I love this for me and us.

This month, my invitations to you:
Slow down enough to ask, “What is actually needed?” Not what is expected. Not what is performative. What is needed: for you, the people you serve and the work?
Choose presence over productivity. Notice what is emerging right now. Honor what is alive. Let that shape your next step.
Lead with lineage & legacy in mind. Ask yourself: If my leadership were a story my people returned to years from now, what would I want it to teach them? Let that answer serve as a compass.
Practice trust… in spirit, timing, and the unseen work. Some things bloom slowly. Some frameworks take years to surface in community. Some ideas need silence before they speak. Honor this.

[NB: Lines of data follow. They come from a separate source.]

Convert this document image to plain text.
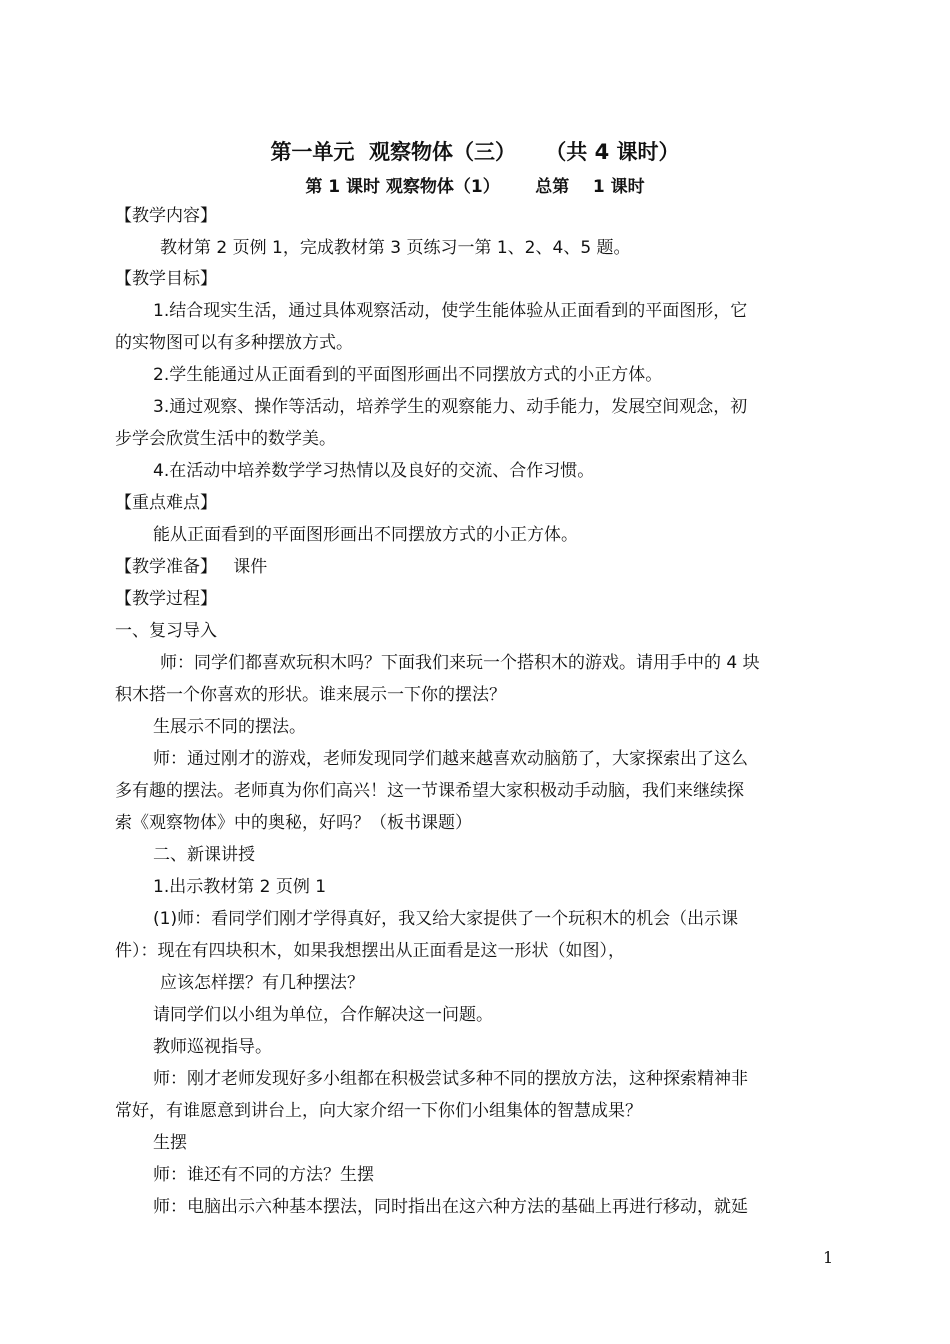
第一单元  观察物体（三）    （共 4 课时）
第 1 课时 观察物体（1）      总第    1 课时
【教学内容】
教材第 2 页例 1，完成教材第 3 页练习一第 1、2、4、5 题。
【教学目标】
1.结合现实生活，通过具体观察活动，使学生能体验从正面看到的平面图形，它
的实物图可以有多种摆放方式。
2.学生能通过从正面看到的平面图形画出不同摆放方式的小正方体。
3.通过观察、操作等活动，培养学生的观察能力、动手能力，发展空间观念，初
步学会欣赏生活中的数学美。
4.在活动中培养数学学习热情以及良好的交流、合作习惯。
【重点难点】
能从正面看到的平面图形画出不同摆放方式的小正方体。
【教学准备】   课件
【教学过程】
一、复习导入
师：同学们都喜欢玩积木吗？下面我们来玩一个搭积木的游戏。请用手中的 4 块
积木搭一个你喜欢的形状。谁来展示一下你的摆法？
生展示不同的摆法。
师：通过刚才的游戏，老师发现同学们越来越喜欢动脑筋了，大家探索出了这么
多有趣的摆法。老师真为你们高兴！这一节课希望大家积极动手动脑，我们来继续探
索《观察物体》中的奥秘，好吗？（板书课题）
二、新课讲授
1.出示教材第 2 页例 1
(1)师：看同学们刚才学得真好，我又给大家提供了一个玩积木的机会（出示课
件）：现在有四块积木，如果我想摆出从正面看是这一形状（如图），
应该怎样摆？有几种摆法？
请同学们以小组为单位，合作解决这一问题。
教师巡视指导。
师：刚才老师发现好多小组都在积极尝试多种不同的摆放方法，这种探索精神非
常好，有谁愿意到讲台上，向大家介绍一下你们小组集体的智慧成果？
生摆
师：谁还有不同的方法？生摆
师：电脑出示六种基本摆法，同时指出在这六种方法的基础上再进行移动，就延
1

I am not behind. I am in rhythm, in flow, in alignment. Everything I am building — slowly, intentionally, spiritually — is already becoming.
Announcing: Lineage & Legacy Rememberings™

Liberated Love Notes' eldest cousin, Lineage & Legacy Rememberings... has officially entered the chat. And I am so excited to share it with you.
This season has reminded me, again and again, that our stories are currency, our elders are living archives, and our memories are portals into healing, belonging, and becoming.
The Lineage & Legacy Rememberings™ Deck was designed for exactly that.
A storytelling tool with song cues and reflective prompts for intergenerational connection. Includes 54 cards for family gatherings, community circles, and more.
It Happened: Leadership as a L.O.V.E. Practice Learning Lab

In November, I had the honor of convening a small circle of Black leaders for the first Leadership as a L.O.V.E. Practice Lab .
The Lab affirmed something I already sensed: Black leaders deserve — and require — spaces that affirm our brilliance, honor our values, and make room for the spiritual and emotional truths we carry.
It also affirmed that Leadership as a L.O.V.E. Practice is not simply a framework. It is a methodology. A way of leading that honors lineage, prioritizes collective well-being, and asks us to show up with clarity, courage, and care.
I am grateful to the leaders who entrusted the space and modeled what it means to practice love in community.